Despite an annual development budget of $2 billion, Sindh has not changed. Although some of Sindh’s roads have improved, rural poverty, unemployment and a poor literacy rate continue to reflect the poor performance of the PPP. Attempts to showcase the positive changes that have taken place at a few hospitals in the province over the last 10 years have done little to change perceptions. The general discontent among the educated classes is deep. Social media presents many real and fake stories that depict injustice, corruption and foul play. Above all, people can see the growing inequalities within their respective constituencies. They also know how politicians have collaborated with the bureaucracy to make their fortunes.
Every informed citizen talks about change and cultivating an alternative to the status quo. But we do not see many people becoming the change that they wanted to see in society. The only exception is Ali Qazi, a journalist-turned-politician has been doing his homework and analysing the dynamics of electoral politics. Qazi recently announced the creation of the Tabdeeli Pasand Party (TPP) during a large public gathering in Hyderabad and plans to contest elections. With the exception of bonded labour activist Veeru Kohli, no other known politicians or civil society activist was seen with him at his rally, which was attended by around 20,000 people.
Through his columns, Ali Qazi has been drawing attention to the need for change in Sindh since the 1990s. He is vehemently against what he calls the ‘bhotar’ class’ (feudal hold over politics). Qazi is among the first Sindhi politician who hails from the urban professional class. In addition to being an entrepreneur and successful businessman in the media industry, Ali Qazi is a passionate dream-chaser.

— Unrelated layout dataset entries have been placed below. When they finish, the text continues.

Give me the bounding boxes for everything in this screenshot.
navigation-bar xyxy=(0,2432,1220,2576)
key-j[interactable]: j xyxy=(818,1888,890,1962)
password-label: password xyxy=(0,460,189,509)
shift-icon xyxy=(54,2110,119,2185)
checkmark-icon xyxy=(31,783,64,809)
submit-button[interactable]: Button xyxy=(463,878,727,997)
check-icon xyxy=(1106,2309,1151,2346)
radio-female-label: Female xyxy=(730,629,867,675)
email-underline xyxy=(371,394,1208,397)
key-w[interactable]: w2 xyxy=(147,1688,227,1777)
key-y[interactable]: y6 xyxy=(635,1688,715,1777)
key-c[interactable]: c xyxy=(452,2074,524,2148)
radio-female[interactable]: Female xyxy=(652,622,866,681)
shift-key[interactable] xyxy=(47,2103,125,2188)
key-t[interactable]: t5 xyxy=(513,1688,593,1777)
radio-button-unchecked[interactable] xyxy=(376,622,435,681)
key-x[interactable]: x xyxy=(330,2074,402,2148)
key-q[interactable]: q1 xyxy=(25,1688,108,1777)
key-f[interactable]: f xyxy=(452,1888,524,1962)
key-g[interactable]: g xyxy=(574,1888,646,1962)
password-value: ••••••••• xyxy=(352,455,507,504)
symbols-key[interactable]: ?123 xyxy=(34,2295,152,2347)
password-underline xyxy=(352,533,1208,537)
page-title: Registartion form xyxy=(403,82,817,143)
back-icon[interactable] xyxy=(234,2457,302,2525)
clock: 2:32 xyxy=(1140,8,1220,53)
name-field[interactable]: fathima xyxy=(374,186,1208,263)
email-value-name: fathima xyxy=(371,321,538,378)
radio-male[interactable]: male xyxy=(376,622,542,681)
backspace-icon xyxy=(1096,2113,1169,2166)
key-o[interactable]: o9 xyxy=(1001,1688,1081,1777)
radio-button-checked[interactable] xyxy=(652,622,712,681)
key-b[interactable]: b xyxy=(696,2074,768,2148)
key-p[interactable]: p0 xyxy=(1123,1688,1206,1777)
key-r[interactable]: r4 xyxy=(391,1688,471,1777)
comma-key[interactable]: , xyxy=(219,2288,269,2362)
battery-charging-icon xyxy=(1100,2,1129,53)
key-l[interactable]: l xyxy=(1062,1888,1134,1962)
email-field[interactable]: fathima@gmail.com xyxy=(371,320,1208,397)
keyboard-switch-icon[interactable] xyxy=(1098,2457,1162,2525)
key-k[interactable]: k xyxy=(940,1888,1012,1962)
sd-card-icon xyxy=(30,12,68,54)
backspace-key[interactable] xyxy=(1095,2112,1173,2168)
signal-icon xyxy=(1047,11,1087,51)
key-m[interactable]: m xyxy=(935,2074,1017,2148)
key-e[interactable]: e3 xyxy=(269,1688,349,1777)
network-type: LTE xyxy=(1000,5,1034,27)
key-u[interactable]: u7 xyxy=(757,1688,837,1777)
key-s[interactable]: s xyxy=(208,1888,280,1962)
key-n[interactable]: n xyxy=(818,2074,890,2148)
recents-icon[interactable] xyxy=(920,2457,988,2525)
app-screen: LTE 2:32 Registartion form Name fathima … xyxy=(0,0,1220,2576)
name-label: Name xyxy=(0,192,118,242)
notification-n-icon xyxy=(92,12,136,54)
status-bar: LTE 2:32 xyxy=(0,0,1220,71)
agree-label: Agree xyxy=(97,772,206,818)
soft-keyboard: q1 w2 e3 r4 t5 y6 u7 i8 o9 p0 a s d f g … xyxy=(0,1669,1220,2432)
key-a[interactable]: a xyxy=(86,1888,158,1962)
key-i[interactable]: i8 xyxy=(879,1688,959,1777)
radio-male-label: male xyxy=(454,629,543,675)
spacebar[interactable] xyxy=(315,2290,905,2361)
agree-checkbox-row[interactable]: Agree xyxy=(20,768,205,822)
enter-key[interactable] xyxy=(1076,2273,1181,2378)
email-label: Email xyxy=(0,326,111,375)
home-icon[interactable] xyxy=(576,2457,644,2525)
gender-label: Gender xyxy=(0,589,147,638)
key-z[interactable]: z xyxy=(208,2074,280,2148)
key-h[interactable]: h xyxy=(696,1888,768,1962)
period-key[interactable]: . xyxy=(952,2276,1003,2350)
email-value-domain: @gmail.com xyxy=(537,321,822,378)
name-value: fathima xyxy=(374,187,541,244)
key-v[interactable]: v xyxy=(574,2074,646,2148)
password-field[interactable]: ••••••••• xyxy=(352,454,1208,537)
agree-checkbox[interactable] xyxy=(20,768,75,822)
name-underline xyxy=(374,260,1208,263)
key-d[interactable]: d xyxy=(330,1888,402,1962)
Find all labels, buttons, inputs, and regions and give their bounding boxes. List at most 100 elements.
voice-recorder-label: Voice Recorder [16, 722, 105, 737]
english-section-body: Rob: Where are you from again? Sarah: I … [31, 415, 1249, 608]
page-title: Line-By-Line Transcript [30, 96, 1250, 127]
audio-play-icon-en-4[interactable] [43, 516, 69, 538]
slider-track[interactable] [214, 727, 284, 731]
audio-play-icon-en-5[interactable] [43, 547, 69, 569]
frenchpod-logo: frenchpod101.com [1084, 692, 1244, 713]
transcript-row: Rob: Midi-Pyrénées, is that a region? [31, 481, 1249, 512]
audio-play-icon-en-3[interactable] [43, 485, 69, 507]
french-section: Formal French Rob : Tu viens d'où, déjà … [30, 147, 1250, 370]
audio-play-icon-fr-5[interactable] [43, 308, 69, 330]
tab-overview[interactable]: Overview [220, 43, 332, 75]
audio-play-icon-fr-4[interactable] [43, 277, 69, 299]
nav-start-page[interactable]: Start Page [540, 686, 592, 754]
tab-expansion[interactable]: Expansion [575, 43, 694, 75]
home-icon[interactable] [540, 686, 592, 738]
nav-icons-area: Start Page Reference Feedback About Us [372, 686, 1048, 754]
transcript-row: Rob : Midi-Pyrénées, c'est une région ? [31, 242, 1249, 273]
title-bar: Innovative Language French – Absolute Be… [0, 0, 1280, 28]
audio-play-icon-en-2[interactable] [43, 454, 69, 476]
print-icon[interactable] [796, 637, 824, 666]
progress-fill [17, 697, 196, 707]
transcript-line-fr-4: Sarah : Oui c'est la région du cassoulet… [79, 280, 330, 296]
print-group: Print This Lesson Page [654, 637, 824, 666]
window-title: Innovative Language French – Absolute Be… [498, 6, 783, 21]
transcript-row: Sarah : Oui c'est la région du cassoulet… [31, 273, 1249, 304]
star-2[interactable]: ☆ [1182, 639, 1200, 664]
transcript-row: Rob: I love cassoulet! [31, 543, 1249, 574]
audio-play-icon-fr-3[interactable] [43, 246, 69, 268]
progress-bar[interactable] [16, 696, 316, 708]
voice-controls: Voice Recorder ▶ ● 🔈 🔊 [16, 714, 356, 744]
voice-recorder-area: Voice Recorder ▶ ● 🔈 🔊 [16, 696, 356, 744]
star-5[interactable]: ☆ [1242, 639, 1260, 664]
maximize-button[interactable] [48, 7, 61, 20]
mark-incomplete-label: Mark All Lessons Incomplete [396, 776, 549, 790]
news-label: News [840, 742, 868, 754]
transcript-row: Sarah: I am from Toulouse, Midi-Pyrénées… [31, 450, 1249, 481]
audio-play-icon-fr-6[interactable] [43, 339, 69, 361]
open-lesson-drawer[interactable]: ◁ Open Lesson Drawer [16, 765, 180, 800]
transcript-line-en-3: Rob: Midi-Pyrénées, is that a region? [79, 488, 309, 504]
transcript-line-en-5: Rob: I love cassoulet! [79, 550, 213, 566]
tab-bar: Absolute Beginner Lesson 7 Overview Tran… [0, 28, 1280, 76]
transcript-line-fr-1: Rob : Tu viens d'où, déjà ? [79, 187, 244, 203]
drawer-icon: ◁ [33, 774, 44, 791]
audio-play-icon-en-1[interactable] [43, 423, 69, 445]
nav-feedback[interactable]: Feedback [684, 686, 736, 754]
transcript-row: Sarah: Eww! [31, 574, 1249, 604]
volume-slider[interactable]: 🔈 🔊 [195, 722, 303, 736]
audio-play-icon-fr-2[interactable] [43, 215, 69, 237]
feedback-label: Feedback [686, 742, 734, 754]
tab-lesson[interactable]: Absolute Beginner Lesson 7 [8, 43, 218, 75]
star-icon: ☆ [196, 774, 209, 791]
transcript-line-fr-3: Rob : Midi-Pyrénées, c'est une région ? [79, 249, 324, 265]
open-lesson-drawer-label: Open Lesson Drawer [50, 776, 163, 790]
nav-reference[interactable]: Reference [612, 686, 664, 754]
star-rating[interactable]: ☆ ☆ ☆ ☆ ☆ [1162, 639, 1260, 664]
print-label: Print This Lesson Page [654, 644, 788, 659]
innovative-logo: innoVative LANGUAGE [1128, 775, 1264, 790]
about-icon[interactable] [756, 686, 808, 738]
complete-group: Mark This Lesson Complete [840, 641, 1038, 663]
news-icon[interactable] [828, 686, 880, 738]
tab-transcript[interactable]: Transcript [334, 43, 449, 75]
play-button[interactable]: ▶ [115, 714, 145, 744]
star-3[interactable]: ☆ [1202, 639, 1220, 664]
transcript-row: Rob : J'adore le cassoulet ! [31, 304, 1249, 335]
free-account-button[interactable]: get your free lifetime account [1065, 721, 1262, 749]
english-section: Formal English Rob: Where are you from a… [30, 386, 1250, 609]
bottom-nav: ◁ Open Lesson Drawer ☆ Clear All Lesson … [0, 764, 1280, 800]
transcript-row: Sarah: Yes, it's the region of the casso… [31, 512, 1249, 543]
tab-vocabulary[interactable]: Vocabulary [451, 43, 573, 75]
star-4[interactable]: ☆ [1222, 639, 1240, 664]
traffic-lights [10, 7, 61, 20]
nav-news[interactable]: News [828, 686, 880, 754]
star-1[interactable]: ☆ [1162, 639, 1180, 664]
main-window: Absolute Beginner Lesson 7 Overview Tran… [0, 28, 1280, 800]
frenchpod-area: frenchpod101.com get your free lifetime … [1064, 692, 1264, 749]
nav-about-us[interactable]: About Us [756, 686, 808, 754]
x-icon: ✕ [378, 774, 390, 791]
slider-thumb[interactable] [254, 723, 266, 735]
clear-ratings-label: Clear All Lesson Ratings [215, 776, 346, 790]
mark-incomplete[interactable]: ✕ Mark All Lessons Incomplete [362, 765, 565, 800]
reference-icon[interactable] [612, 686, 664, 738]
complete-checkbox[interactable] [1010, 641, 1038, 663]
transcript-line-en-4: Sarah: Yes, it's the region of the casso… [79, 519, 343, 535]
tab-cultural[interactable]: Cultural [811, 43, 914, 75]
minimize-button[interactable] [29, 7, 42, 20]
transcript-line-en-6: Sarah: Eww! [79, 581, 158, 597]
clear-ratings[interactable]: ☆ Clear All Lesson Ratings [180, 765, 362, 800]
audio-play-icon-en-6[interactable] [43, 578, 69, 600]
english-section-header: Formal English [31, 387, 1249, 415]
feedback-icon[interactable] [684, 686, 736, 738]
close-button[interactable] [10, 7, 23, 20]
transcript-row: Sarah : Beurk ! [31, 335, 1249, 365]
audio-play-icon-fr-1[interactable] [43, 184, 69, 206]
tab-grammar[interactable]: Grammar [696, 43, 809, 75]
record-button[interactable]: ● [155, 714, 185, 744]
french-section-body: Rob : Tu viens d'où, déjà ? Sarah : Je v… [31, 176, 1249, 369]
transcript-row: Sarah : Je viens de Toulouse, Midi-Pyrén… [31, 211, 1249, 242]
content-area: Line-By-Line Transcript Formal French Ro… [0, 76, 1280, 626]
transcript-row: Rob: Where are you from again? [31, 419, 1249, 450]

The Tabdeeli Pasand Party comes across as a non-mainstream third force in the politics of Sindh. It operates on an agenda to ensure social justice; good governance; and the provision of clean water, health and education. Ali Qazi is a pioneer of modern Sindhi print and electronic journalism. In the past, he has united the people of Sindh by encouraging them to celebrate Sindh Cultural Day. He does not rely on ideology-driven, worker-based parties. Qazi’s focus is on bringing change through votes. His goal is to educate voters to recognise the value and impact of the votes that they give to politicians who have repeatedly failed them.
The success of the third force depends on many factors, including whether nationalist activists will respond to Qazi’s call. Will he be able to turn their anger and frustration into hope and victory? At this stage, Qazi and his party view victory in their own distinct way and some civil society members have exercised caution about supporting him.
There is bound to be a tri-party competition. Meanwhile, the PPP has not only solidified its own position but has also emerged as a common enemy for opponents and forged a sense of unity among them. If we are to view the outcome of the upcoming elections on the basis of the alignment of traditional electables, the PPP seems to be winning. But the entry of new players, the incumbency factor and the party’s dismal performance could produce countless disappointments.
It is unclear whether Ali Qazi will be able to establish himself as a third force or the GDA will give a tough time to the PPP. But one thing is clear: like KP and Punjab, Sindh is going to see a political competition during the polls. The stakes are high in politics and are attached to power, status and money.